Parents in Fairfax County are getting upset over schools' new grading scale. What allegedly started as a pilot program at schools like West Potomac High School, according to some parents, is now seen being implemented at other schools in the Commonwealth area.

This new grading scale is called "equitable grading," and what upsets parents is that the program is "inflating grades," and surely would not help prepare students for the real world after school.

Kim Putens, one of the parents whose child just graduated from West Potomac High School, that implemented the pilot program last year, stated that she found out at the end of the school year that her son did not learn anything, even if he was in the four advanced placement classes.

New grading scale for student's proficiency

Fairfax County Public Schools defended their program and said it was designed to provide students additional "opportunities to demonstrate proficiency."

In a statement they gave Fox 5, they said that their goal is to ensure students' grades are based on demonstrated achievement, knowledge, and skill proficiency. They use grading practices like reassessments and "reasonable late-work policies" to ensure students are taking a positive path as they demonstrate their learning.

For them, it is unbiased, partial, and proficient when students are allowed to have unlimited retakes of tests and allowed to turn in their homework beyond deadlines.

Langley High School parent Glenn Miller cannot believe that this is what the school is currently implementing. He said that his kid's school district was not transparent about the changes in the grading system. Parents just found out through emails from a parent's Freedom of Information Act request.

He further expressed that allowing students to turn in their homework late creates this impression in kids that, in the real world, it is okay if they do not meet the deadlines.
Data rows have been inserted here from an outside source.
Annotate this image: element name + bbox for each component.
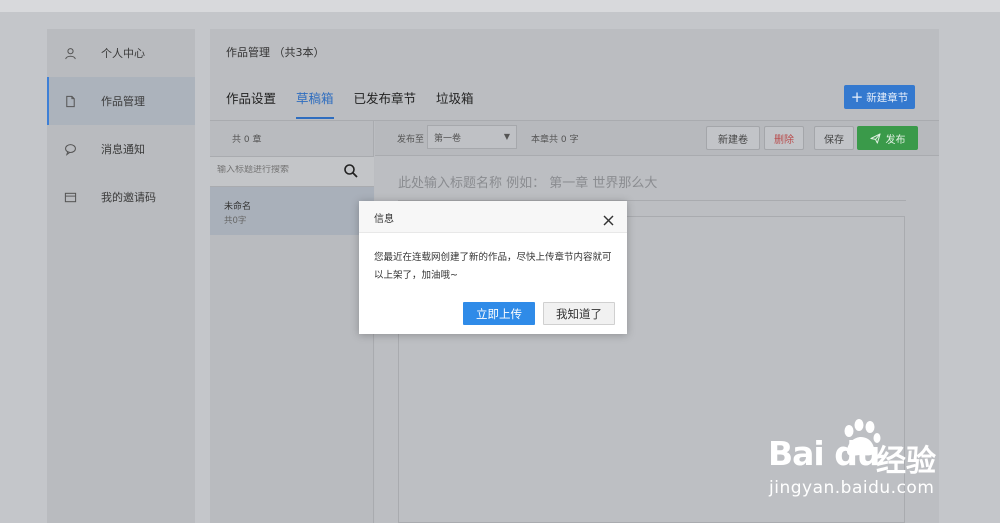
- watermark-url: jingyan.baidu.com: [769, 478, 935, 498]
- user-icon: [63, 46, 77, 60]
- sidebar-item-works[interactable]: 作品管理: [47, 77, 195, 125]
- new-chapter-label: 新建章节: [866, 91, 909, 104]
- draft-word-count: 共0字: [224, 216, 247, 226]
- save-button[interactable]: 保存: [814, 126, 854, 150]
- sidebar-item-label: 消息通知: [101, 143, 145, 156]
- draft-list-panel: 共 0 章 未命名 共0字: [210, 121, 374, 523]
- got-it-button[interactable]: 我知道了: [543, 302, 615, 325]
- sidebar-item-label: 作品管理: [101, 95, 145, 108]
- search-box: [210, 156, 374, 187]
- delete-button[interactable]: 删除: [764, 126, 804, 150]
- publish-to-label: 发布至: [397, 135, 425, 145]
- new-chapter-button[interactable]: + 新建章节: [844, 85, 915, 109]
- tab-bar: 作品设置 草稿箱 已发布章节 垃圾箱: [226, 88, 494, 119]
- list-item[interactable]: 未命名 共0字: [210, 187, 374, 235]
- publish-button[interactable]: 发布: [857, 126, 918, 150]
- plus-icon: +: [850, 87, 864, 106]
- sidebar-item-messages[interactable]: 消息通知: [47, 125, 195, 173]
- volume-value: 第一卷: [434, 133, 462, 144]
- info-dialog: 信息 您最近在连载网创建了新的作品，尽快上传章节内容就可以上架了，加油哦~ 立即…: [359, 201, 627, 334]
- sidebar: 个人中心 作品管理 消息通知 我的邀请码: [47, 29, 195, 523]
- chapter-word-count: 本章共 0 字: [531, 135, 579, 145]
- sidebar-item-label: 个人中心: [101, 47, 145, 60]
- editor-toolbar: 发布至 第一卷 ▼ 本章共 0 字 新建卷 删除 保存 发布: [375, 121, 939, 156]
- volume-select[interactable]: 第一卷 ▼: [427, 125, 517, 149]
- caret-down-icon: ▼: [503, 132, 510, 141]
- watermark-cn-text: 经验: [876, 444, 936, 479]
- close-icon[interactable]: [603, 211, 614, 226]
- sidebar-item-label: 我的邀请码: [101, 191, 156, 204]
- document-icon: [63, 94, 77, 108]
- watermark-logo-text: Bai du: [768, 434, 880, 473]
- top-bar: [0, 0, 1000, 12]
- dialog-title: 信息: [374, 214, 394, 225]
- tab-drafts[interactable]: 草稿箱: [296, 88, 334, 119]
- paper-plane-icon: [869, 132, 881, 144]
- page-title: 作品管理 （共3本）: [226, 46, 325, 59]
- dialog-header: 信息: [359, 201, 627, 233]
- search-input[interactable]: [217, 165, 337, 175]
- upload-now-button[interactable]: 立即上传: [463, 302, 535, 325]
- new-volume-button[interactable]: 新建卷: [706, 126, 760, 150]
- publish-label: 发布: [885, 134, 906, 146]
- tab-published-chapters[interactable]: 已发布章节: [354, 88, 417, 119]
- chapter-count: 共 0 章: [232, 135, 262, 145]
- search-icon[interactable]: [343, 163, 359, 179]
- sidebar-item-invite-code[interactable]: 我的邀请码: [47, 173, 195, 221]
- dialog-message: 您最近在连载网创建了新的作品，尽快上传章节内容就可以上架了，加油哦~: [374, 252, 612, 281]
- chapter-title-input[interactable]: 此处输入标题名称 例如： 第一章 世界那么大: [398, 172, 657, 191]
- card-icon: [63, 190, 77, 204]
- draft-name: 未命名: [224, 202, 252, 212]
- tab-trash[interactable]: 垃圾箱: [436, 88, 474, 119]
- baidu-watermark: Bai du 经验 jingyan.baidu.com: [766, 418, 986, 518]
- tab-work-settings[interactable]: 作品设置: [226, 88, 276, 119]
- sidebar-item-profile[interactable]: 个人中心: [47, 29, 195, 77]
- chat-bubble-icon: [63, 142, 77, 156]
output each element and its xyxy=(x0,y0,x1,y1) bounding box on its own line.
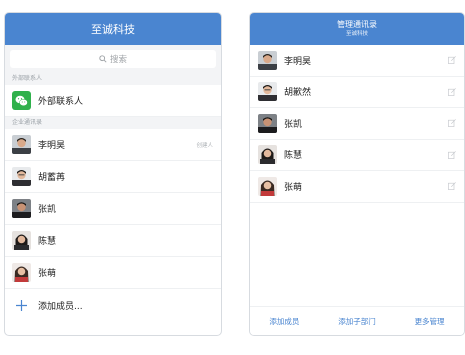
manage-title: 管理通讯录 xyxy=(337,20,377,29)
external-contacts-label: 外部联系人 xyxy=(38,97,84,107)
manage-member-row[interactable]: 张萌 xyxy=(250,171,464,203)
avatar xyxy=(12,199,31,218)
avatar xyxy=(258,176,277,196)
contacts-screen: 至诚科技 搜索 外部联系人 外部联系人 企业通讯录 李明昊 创建人 胡蓄苒 张凯… xyxy=(4,12,222,336)
creator-tag: 创建人 xyxy=(196,142,213,149)
member-row[interactable]: 陈慧 xyxy=(5,225,221,257)
footer-add-subdept-button[interactable]: 添加子部门 xyxy=(338,316,376,327)
edit-icon[interactable] xyxy=(448,182,456,190)
manage-footer: 添加成员 添加子部门 更多管理 xyxy=(250,306,464,335)
member-name: 胡蓄苒 xyxy=(38,173,66,183)
avatar xyxy=(12,231,31,250)
member-name: 张凯 xyxy=(284,119,303,130)
section-company: 企业通讯录 xyxy=(5,117,221,129)
external-contacts-item[interactable]: 外部联系人 xyxy=(5,85,221,117)
edit-icon[interactable] xyxy=(448,87,456,96)
member-name: 张凯 xyxy=(38,205,57,215)
member-name: 张萌 xyxy=(284,182,303,193)
footer-more-manage-button[interactable]: 更多管理 xyxy=(415,316,445,327)
manage-member-row[interactable]: 陈慧 xyxy=(250,140,464,171)
footer-add-member-button[interactable]: 添加成员 xyxy=(269,316,299,327)
contacts-header: 至诚科技 xyxy=(5,13,221,45)
avatar xyxy=(12,263,31,282)
member-name: 陈慧 xyxy=(38,237,57,247)
member-name: 李明昊 xyxy=(38,141,66,151)
manage-header: 管理通讯录 至诚科技 xyxy=(250,13,464,45)
edit-icon[interactable] xyxy=(448,56,456,64)
member-name: 张萌 xyxy=(38,269,57,279)
member-row[interactable]: 张萌 xyxy=(5,257,221,289)
manage-subtitle: 至诚科技 xyxy=(345,31,368,37)
member-name: 李明昊 xyxy=(284,56,312,67)
manage-member-row[interactable]: 胡歉然 xyxy=(250,77,464,108)
manage-contacts-screen: 管理通讯录 至诚科技 李明昊 胡歉然 张凯 陈慧 张萌 添加成员 添加子部门 更… xyxy=(249,12,465,336)
plus-icon xyxy=(12,296,31,315)
search-bar: 搜索 xyxy=(5,45,221,73)
manage-member-row[interactable]: 李明昊 xyxy=(250,45,464,77)
edit-icon[interactable] xyxy=(448,119,456,127)
avatar xyxy=(12,135,31,154)
avatar xyxy=(258,82,277,102)
member-row[interactable]: 李明昊 创建人 xyxy=(5,129,221,161)
member-name: 胡歉然 xyxy=(284,88,312,99)
add-member-row[interactable]: 添加成员... xyxy=(5,289,221,321)
header-title: 至诚科技 xyxy=(91,22,135,36)
member-row[interactable]: 胡蓄苒 xyxy=(5,161,221,193)
avatar xyxy=(258,50,277,70)
section-external: 外部联系人 xyxy=(5,73,221,85)
avatar xyxy=(258,113,277,133)
manage-member-row[interactable]: 张凯 xyxy=(250,108,464,140)
member-row[interactable]: 张凯 xyxy=(5,193,221,225)
avatar xyxy=(258,145,277,165)
add-member-label: 添加成员... xyxy=(38,301,83,312)
search-input[interactable]: 搜索 xyxy=(10,50,216,68)
search-icon xyxy=(99,55,107,63)
member-name: 陈慧 xyxy=(284,151,303,162)
edit-icon[interactable] xyxy=(448,150,456,159)
wechat-icon xyxy=(12,91,31,110)
search-placeholder: 搜索 xyxy=(109,55,127,65)
avatar xyxy=(12,167,31,186)
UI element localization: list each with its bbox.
What upsets him the most is that a student's lowest score in an exam is 50. The students get 50 if they get everything wrong. The students get 50 even if they do not turn the exam in.

Parents are for academic excellence

Allegedly, the pilot program was adopted from Joe Feldman's book "Grading for Equity: What It Is, Why It Matters, and How It Can Transform Schools and Classrooms," whose books were allegedly purchased by the school district for a teacher's summer camp.

In a Harvard Ed Magazine interview in 2019, Feldman explained that equitable grading had three primary elements: "accuracy, bias-resistance, and intrinsic motivation."

The grading system must "counteract institutional biases that have historically rewarded students with privilege and punished those without, and also must protect student grades from our own implicit biases. (It) must stop using points to reward or punish, but instead should teach students the connection between means of learning and the ends - how doing homework is valuable not because of how many points the teacher doles out, but because those actions improve a student's learning," Feldman further explained.

Putens, however, said that instead of the school district setting lower expectations for students, they need to prepare and provide students with tools they can utilize to succeed. There should be academic excellence and raised standards. Give every student the opportunity to be excellent because she knows they can be as a parent.

The school district said that the changes on the grading scale were made based on stakeholder feedback. They assured parents that they are continually working to improve their grading practices with the students' best interests.